Дилана осторожно подошла к скамье и села, вжавшись спиной в стену. Руки расслаблены, на пухлых губках — преисполненная искреннего сочувствия улыбка, в глазах — сострадание, всё как и положено истинной дочери по вере. «Правда, улыбками Бороха не проведёшь, — мысленно посетовала она, — он сам кого угодно проведёт. И убивать будет с печалью, что ещё один из эмнауровых детей окончил свой бренный путь.»
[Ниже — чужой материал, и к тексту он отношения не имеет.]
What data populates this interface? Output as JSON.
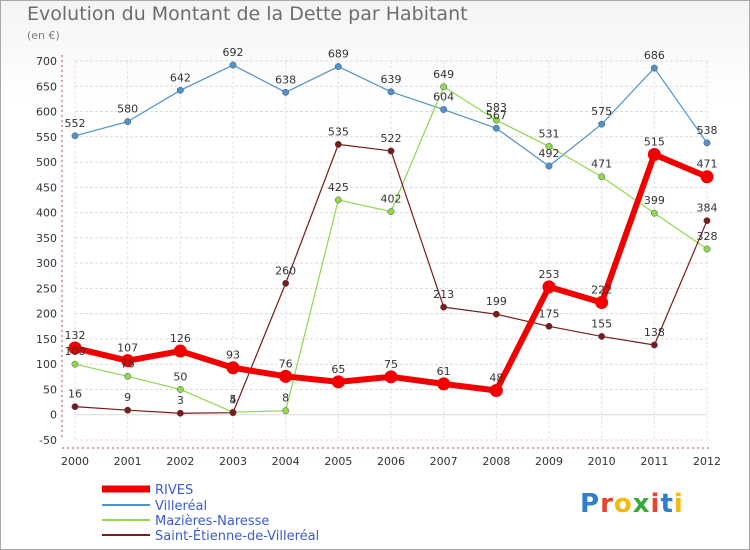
{
  "header": {
    "title": "Evolution du Montant de la Dette par Habitant",
    "unit": "(en €)"
  },
  "logo": {
    "text": "Proxiti",
    "colors": [
      "#2f7fd1",
      "#e8442c",
      "#f2b90f",
      "#3aa93a",
      "#e8442c",
      "#2f7fd1",
      "#f2b90f"
    ]
  },
  "chart_data": {
    "type": "line",
    "title": "Evolution du Montant de la Dette par Habitant",
    "ylabel": "(en €)",
    "xlabel": "",
    "x": [
      "2000",
      "2001",
      "2002",
      "2003",
      "2004",
      "2005",
      "2006",
      "2007",
      "2008",
      "2009",
      "2010",
      "2011",
      "2012"
    ],
    "ylim": [
      -50,
      700
    ],
    "yticks": [
      -50,
      0,
      50,
      100,
      150,
      200,
      250,
      300,
      350,
      400,
      450,
      500,
      550,
      600,
      650,
      700
    ],
    "grid": true,
    "legend": "bottom-left",
    "series": [
      {
        "name": "RIVES",
        "color": "#f20000",
        "values": [
          132,
          107,
          126,
          93,
          76,
          65,
          75,
          61,
          48,
          253,
          222,
          515,
          471
        ],
        "labels": [
          "132",
          "107",
          "126",
          "93",
          "76",
          "65",
          "75",
          "61",
          "48",
          "253",
          "222",
          "515",
          "471"
        ]
      },
      {
        "name": "Villeréal",
        "color": "#4f93cc",
        "values": [
          552,
          580,
          642,
          692,
          638,
          689,
          639,
          604,
          567,
          492,
          575,
          686,
          538
        ],
        "labels": [
          "552",
          "580",
          "642",
          "692",
          "638",
          "689",
          "639",
          "604",
          "567",
          "492",
          "575",
          "686",
          "538"
        ]
      },
      {
        "name": "Mazières-Naresse",
        "color": "#8fd94a",
        "values": [
          100,
          76,
          50,
          5,
          8,
          425,
          402,
          649,
          583,
          531,
          471,
          399,
          328
        ],
        "labels": [
          "100",
          "76",
          "50",
          "5",
          "8",
          "425",
          "402",
          "649",
          "583",
          "531",
          "471",
          "399",
          "328"
        ]
      },
      {
        "name": "Saint-Étienne-de-Villeréal",
        "color": "#7a1a1a",
        "values": [
          16,
          9,
          3,
          4,
          260,
          535,
          522,
          213,
          199,
          175,
          155,
          138,
          384
        ],
        "labels": [
          "16",
          "9",
          "3",
          "4",
          "260",
          "535",
          "522",
          "213",
          "199",
          "175",
          "155",
          "138",
          "384"
        ]
      }
    ]
  }
}
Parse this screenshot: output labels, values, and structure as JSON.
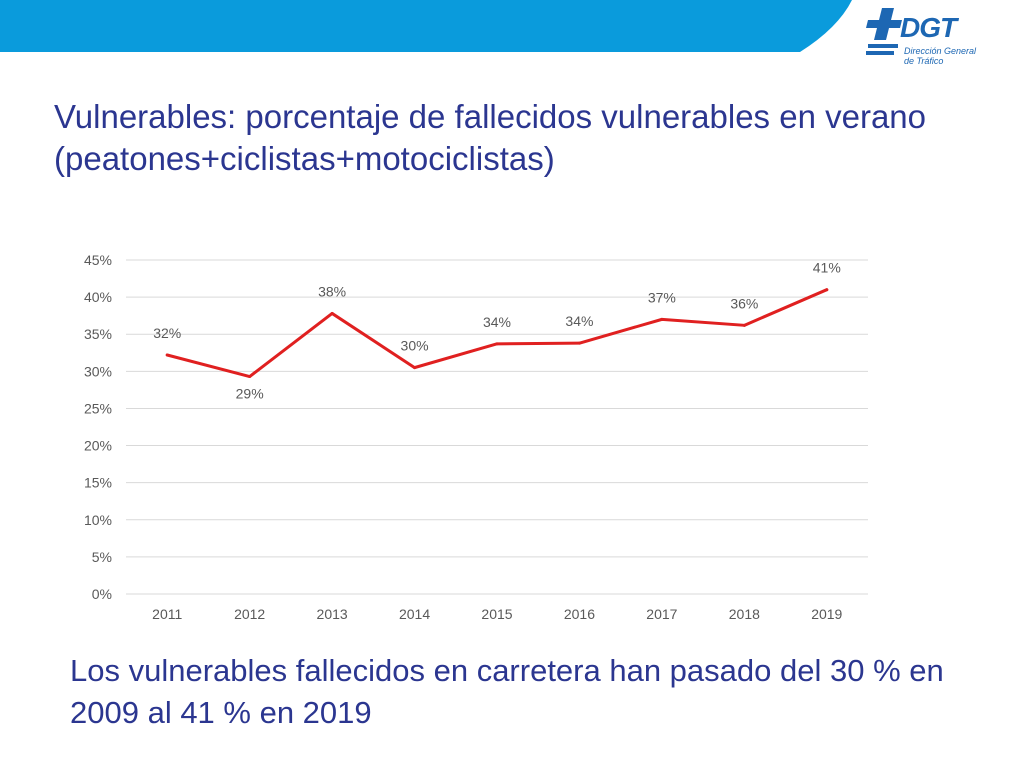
{
  "slide": {
    "title": "Vulnerables: porcentaje de fallecidos vulnerables en verano (peatones+ciclistas+motociclistas)",
    "conclusion": "Los vulnerables fallecidos en carretera han pasado del 30 % en 2009 al 41 % en 2019"
  },
  "logo": {
    "brand": "DGT",
    "subtitle_line1": "Dirección General",
    "subtitle_line2": "de Tráfico"
  },
  "colors": {
    "banner": "#0a9bdc",
    "title": "#2b3690",
    "line": "#e02020",
    "logo": "#1d67b3",
    "grid": "#d9d9d9",
    "axis_text": "#595959"
  },
  "chart_data": {
    "type": "line",
    "title": "",
    "xlabel": "",
    "ylabel": "",
    "categories": [
      "2011",
      "2012",
      "2013",
      "2014",
      "2015",
      "2016",
      "2017",
      "2018",
      "2019"
    ],
    "series": [
      {
        "name": "Vulnerables",
        "values": [
          32.2,
          29.3,
          37.8,
          30.5,
          33.7,
          33.8,
          37.0,
          36.2,
          41.0
        ],
        "labels": [
          "32%",
          "29%",
          "38%",
          "30%",
          "34%",
          "34%",
          "37%",
          "36%",
          "41%"
        ]
      }
    ],
    "ylim": [
      0,
      45
    ],
    "yticks": [
      0,
      5,
      10,
      15,
      20,
      25,
      30,
      35,
      40,
      45
    ],
    "ytick_labels": [
      "0%",
      "5%",
      "10%",
      "15%",
      "20%",
      "25%",
      "30%",
      "35%",
      "40%",
      "45%"
    ],
    "grid": true,
    "legend": "none"
  }
}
— Эмнаур мог бы посылать нам испытания с чуть меньшим азартом, — вздохнула она.
— Кто посмеет сказать, что ему известны пути богов? — губы старика чуть шевельнулись, что должно было означать отеческую улыбку. — Но мне кажется, что это, несомненно, истинный знак, понять который несложно. Я предлагал вернуться, но мой голос не был услышан, не так ли, дочь моя?
Она кивнула.
— Гордость…
— Гордыня, — поправил Юрай.
— Да, отец мой, гордыня недостойна душ тех, кто отдал себя служению Эмнауру. Но люди слабы и маскируют слабость понятиями о гордости, чести, предназначении. Так легче оправдывать собственные поступки.
— Меня радует, что ты понимаешь это, Ди… — её чуточку покоробило от подобного обращения, сокращать имя волшебницы позволял себе лишь Император, да и то лишь в наиболее доверительные моменты. — Ты пришла, чтобы сообщить принятое тобой решение?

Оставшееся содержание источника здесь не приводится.